The Indigenous Experience Of The Australian Bushfires: A Disregard For Cultural Burning, To The Burning Of Culture

The current Australian wildfires have destroyed an area of land belonging to the indigenous group known as the Yuin people. This occurs alongside the resurgence in criticism of the government’s disregard of ‘cultural burning,’ the indigenous practice of managing land through more controlled fires.

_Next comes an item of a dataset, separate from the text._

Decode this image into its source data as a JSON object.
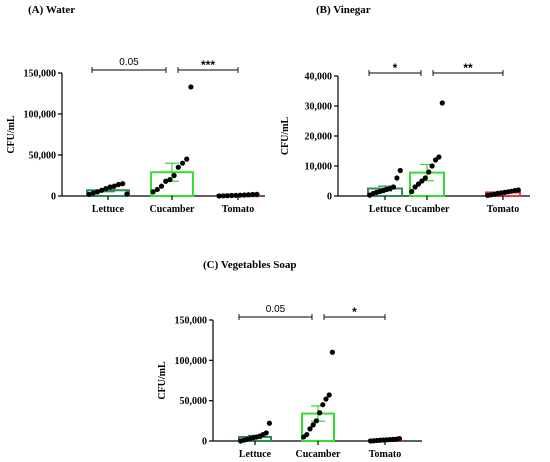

The Yuin people have an officially recognised Native Title Claim to their land on the south coast of New South Wales. In the recent bushfires, the Yuin coastal village of Mogo has been badly burned, destroying the houses of five Mogo Local Aboriginal Land Council members and the Council building itself. Indigenous food sources and spiritually important flora and fauna have been destroyed, alongside memories, sacred places and, to some extent, part of the Yuin identity. Lorena Allam, The Guardian’s indigenous affairs editor describes how the fires have engulfed “our memories, our sacred places, all the things which make us who we are.”

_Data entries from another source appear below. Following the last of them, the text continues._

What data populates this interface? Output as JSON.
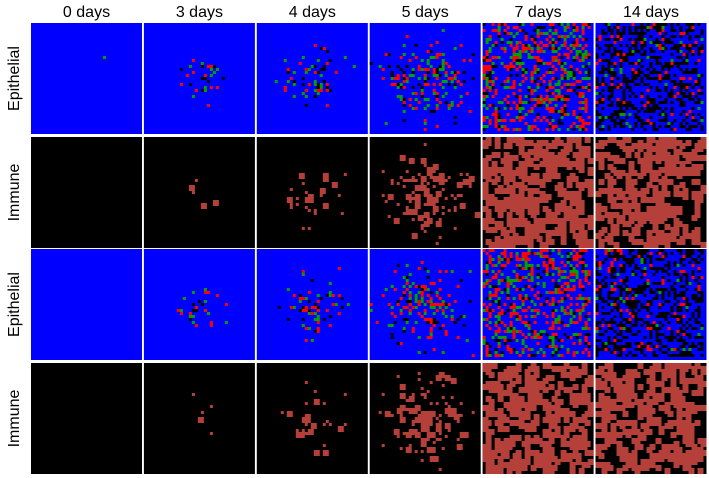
{
  "columns": [
    "0 days",
    "3 days",
    "4 days",
    "5 days",
    "7 days",
    "14 days"
  ],
  "rows": [
    "Epithelial",
    "Immune",
    "Epithelial",
    "Immune"
  ]
}
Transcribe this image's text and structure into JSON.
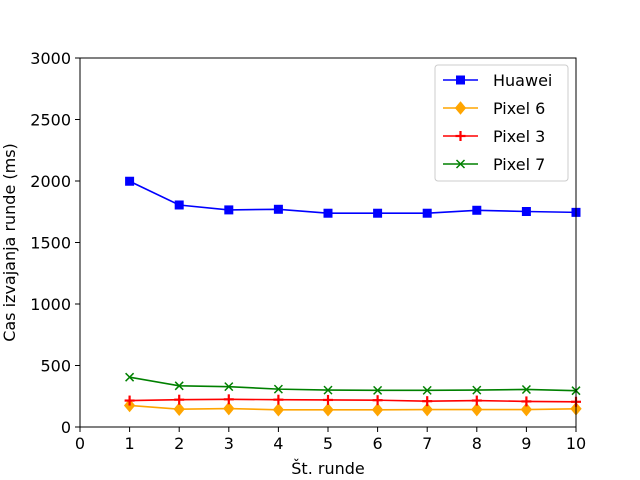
{
  "chart_data": {
    "type": "line",
    "title": "",
    "xlabel": "Št. runde",
    "ylabel": "Cas izvajanja runde (ms)",
    "xlim": [
      0,
      10
    ],
    "ylim": [
      0,
      3000
    ],
    "xticks": [
      "0",
      "1",
      "2",
      "3",
      "4",
      "5",
      "6",
      "7",
      "8",
      "9",
      "10"
    ],
    "yticks": [
      "0",
      "500",
      "1000",
      "1500",
      "2000",
      "2500",
      "3000"
    ],
    "grid": false,
    "legend_position": "top-right",
    "x": [
      1,
      2,
      3,
      4,
      5,
      6,
      7,
      8,
      9,
      10
    ],
    "series": [
      {
        "name": "Huawei",
        "color": "#0000ff",
        "marker": "square",
        "values": [
          1998,
          1805,
          1765,
          1770,
          1738,
          1738,
          1738,
          1762,
          1752,
          1745
        ]
      },
      {
        "name": "Pixel 6",
        "color": "#ffa500",
        "marker": "diamond",
        "values": [
          175,
          145,
          150,
          140,
          140,
          140,
          142,
          142,
          142,
          148
        ]
      },
      {
        "name": "Pixel 3",
        "color": "#ff0000",
        "marker": "plus",
        "values": [
          215,
          222,
          225,
          222,
          220,
          218,
          210,
          215,
          208,
          205
        ]
      },
      {
        "name": "Pixel 7",
        "color": "#008000",
        "marker": "x",
        "values": [
          405,
          335,
          328,
          308,
          300,
          298,
          298,
          300,
          305,
          295
        ]
      }
    ]
  }
}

The Nuragunya aboriginal culture and education camp was also destroyed in the fires.  This camp, run by Noel Butler, had programs for the troubled indigenous youth and was an education centre for schools. Speaking to Australia’s National Public Radio, Butler explained how fire is key to indigenous cultures, and that cultural burning was and is supposed to be used to maintain a balance between plants. This burning style promotes slower “low” burns – different from the larger fires used by public officials today.  Cultural burning is known for its use of intimate local knowledge of the land, which includes the kinds of fires that work best with different vegetation, how long fires should burn, and how often. Proof of the effectiveness of cultural burning can be seen in the fact that two areas which were left largely untouched along the south coast were both sites where cultural burning had been implemented.

Danièle Hromek, writing for gal-dem magazine, explains how such cultural burning was a way for the Yuin people to strengthen their relationship with the land. Hromek, a Yuin woman, described the recent fires as part of continued colonisation by “colonisers [who] disregarded millennia of Knowledges.” Aboriginal identity has been, and continues to be, under attack since colonisation, and these fires have added another layer of trauma.

According to Australia’s ABC News, there are some calls for the Royal Commission to conduct an independent inquiry into the Government’s fire management. However, critics (including the United Firefighters Union of Australia) argue that such an inquiry would be pointless, as there has been on average one inquiry into fire management every two years for the past 80 years. However, the results have clearly been ineffective, and any recommendations produced in prior inquiries are reported to have been only half-heartedly followed.

The recent fires, however, have led to a rise in support and recognition for the group “Firesticks Alliance,” which aims to pull together indigenous and non-indigenous knowledge on fire management. Noel Webster, a Yuin member of the Firesticks Alliance, spoke to National Indigenous Times and called for more investment into indigenous knowledge, saying “We have fire practitioners across the country, have a listen, and let us have a go.”

Listening is the first thing which readers across the globe can do. As global citizens, such as the writer of this article being a white woman from Britain, there is little many can say or suggest which would not have already been said, and said better, by an indigenous person. Articles like these need to be written to raise awareness of these topics in hopes of reaching a wider audience, but when it comes to providing solutions or further commentary, the best thing the rest of the world can do right now, is listen.